Leaving cat food outside to care for wild cats isn’t permitted in the Shores.

“We don’t allow people to feed feral cats,” Public Safety Director Kenneth Werenski said. “We don’t allow people to feed wild animals.”

Shores officials are asking residents who see this type of activity in their neighborhood to report it to the Public Safety Department.

City Manager Stephen Poloni said Werenski got the city’s first complaint about people feeding feral cats Sept. 11. Poloni said the residents were given a warning that day, but when officers went back to revisit the property a week later and saw that the feeding was still taking place, they were issued an ordinance violation.

City Attorney Brian Renaud said the Shores’ “very broad” general nuisance ordinance is applicable in these cases. He said the city didn’t need a specific ordinance to deal with this issue.

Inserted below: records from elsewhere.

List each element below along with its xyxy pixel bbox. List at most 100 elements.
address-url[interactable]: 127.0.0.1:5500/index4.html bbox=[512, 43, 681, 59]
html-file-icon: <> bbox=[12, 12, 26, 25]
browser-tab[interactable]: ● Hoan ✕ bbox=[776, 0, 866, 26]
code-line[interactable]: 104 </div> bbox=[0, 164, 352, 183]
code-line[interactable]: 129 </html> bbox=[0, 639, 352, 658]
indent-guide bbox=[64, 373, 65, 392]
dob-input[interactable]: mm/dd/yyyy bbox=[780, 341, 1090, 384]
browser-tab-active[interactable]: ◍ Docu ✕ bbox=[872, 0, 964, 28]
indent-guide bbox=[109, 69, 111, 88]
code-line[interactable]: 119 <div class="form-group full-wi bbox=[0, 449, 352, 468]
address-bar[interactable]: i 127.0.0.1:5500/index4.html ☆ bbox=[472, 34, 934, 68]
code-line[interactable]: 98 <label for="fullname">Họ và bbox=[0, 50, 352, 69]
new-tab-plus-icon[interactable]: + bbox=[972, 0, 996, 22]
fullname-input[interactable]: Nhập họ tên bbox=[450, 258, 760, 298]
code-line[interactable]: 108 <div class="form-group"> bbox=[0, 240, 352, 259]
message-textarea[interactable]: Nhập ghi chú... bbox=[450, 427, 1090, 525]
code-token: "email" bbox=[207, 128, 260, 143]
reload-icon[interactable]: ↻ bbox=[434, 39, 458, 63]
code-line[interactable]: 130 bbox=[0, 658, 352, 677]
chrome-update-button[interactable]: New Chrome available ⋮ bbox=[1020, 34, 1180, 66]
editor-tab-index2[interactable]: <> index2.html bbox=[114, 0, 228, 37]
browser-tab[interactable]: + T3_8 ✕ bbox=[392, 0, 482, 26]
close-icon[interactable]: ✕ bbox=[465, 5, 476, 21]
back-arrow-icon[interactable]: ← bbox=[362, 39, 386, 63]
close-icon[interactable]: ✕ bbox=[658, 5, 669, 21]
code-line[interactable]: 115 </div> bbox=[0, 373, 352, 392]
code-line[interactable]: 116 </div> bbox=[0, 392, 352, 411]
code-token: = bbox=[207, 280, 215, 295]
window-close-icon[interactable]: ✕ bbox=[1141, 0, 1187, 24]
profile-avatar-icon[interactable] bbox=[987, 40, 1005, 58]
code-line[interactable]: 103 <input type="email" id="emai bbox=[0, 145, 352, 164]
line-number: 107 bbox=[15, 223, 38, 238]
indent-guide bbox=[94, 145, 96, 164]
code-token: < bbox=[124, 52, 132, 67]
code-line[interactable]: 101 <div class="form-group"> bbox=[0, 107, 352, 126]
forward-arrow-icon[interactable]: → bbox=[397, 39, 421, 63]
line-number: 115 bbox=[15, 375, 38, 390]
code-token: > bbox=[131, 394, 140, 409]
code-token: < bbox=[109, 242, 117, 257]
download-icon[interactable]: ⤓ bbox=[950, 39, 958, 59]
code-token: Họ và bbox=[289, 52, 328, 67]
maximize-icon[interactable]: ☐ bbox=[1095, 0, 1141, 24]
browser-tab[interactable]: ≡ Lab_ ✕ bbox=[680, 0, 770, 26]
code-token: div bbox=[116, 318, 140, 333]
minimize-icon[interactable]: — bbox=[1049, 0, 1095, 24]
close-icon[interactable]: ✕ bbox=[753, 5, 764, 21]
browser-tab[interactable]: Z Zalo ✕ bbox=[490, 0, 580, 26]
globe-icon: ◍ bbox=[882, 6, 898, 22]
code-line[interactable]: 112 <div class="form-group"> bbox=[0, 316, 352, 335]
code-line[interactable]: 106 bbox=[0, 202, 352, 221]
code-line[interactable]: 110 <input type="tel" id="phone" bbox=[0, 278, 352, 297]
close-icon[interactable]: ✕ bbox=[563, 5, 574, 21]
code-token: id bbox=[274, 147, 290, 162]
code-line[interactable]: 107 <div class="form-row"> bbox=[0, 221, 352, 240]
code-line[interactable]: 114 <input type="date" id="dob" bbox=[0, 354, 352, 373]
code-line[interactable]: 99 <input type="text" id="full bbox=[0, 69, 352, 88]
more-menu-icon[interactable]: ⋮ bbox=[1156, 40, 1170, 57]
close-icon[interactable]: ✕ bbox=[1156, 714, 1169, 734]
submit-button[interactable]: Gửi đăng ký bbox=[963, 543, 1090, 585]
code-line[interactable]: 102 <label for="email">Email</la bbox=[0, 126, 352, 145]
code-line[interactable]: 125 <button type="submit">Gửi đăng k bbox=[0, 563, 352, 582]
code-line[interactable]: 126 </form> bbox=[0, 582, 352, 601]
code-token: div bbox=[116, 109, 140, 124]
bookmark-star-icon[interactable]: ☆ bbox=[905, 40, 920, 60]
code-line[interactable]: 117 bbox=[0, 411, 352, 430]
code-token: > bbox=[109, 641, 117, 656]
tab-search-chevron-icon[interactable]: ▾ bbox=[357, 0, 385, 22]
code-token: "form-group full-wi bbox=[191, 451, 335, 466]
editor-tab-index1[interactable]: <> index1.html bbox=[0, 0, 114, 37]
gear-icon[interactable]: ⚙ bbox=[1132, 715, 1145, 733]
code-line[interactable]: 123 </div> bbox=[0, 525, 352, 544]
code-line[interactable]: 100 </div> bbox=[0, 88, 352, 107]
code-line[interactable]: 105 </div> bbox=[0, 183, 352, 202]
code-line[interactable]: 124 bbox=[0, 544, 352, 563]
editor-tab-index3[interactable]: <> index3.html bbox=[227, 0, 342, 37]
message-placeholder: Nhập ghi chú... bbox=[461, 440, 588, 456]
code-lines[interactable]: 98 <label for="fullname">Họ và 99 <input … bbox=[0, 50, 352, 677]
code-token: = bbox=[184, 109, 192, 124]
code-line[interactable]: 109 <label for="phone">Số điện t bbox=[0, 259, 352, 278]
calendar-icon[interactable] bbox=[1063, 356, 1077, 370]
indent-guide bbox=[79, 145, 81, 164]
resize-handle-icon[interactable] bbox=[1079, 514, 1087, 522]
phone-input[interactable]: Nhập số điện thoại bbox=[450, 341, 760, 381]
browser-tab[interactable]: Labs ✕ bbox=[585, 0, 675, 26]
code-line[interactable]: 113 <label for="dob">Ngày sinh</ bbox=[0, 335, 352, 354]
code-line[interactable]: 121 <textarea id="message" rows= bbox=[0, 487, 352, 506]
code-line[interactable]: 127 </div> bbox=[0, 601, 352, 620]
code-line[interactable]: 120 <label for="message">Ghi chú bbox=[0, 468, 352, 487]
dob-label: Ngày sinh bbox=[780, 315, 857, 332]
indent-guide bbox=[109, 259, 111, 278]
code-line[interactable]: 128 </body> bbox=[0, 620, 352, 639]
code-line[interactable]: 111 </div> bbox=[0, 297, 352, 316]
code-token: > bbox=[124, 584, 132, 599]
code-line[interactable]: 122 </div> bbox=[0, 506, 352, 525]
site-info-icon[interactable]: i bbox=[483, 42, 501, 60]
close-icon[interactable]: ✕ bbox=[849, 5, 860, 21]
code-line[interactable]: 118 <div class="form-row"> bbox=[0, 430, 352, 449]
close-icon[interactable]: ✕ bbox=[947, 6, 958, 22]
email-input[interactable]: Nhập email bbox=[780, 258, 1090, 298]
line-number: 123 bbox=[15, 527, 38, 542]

“You have the obvious authority, the clear authority to enforce the ordinance,” Renaud said.

Renaud said the city’s nuisance ordinance gives officials “plenty of ticketing authority” to prevent this activity, especially since the feeding is “creating a health problem” by drawing rodents and coyotes.

“The issue here seems to be harboring cats, which attracts other animals,” Renaud said.

Neighbors presented city officials with photos and videos showing what was happening.

“We’ll be asking people with igloos to remove those,” Poloni said. “If we have complaints, we’ll investigate those immediately.”

Valice warned city officials that they may need to make follow-up visits to homes with the cat igloos. She said some residents who have been asked to take them down have complied in the moment, only to put them back in the yard later.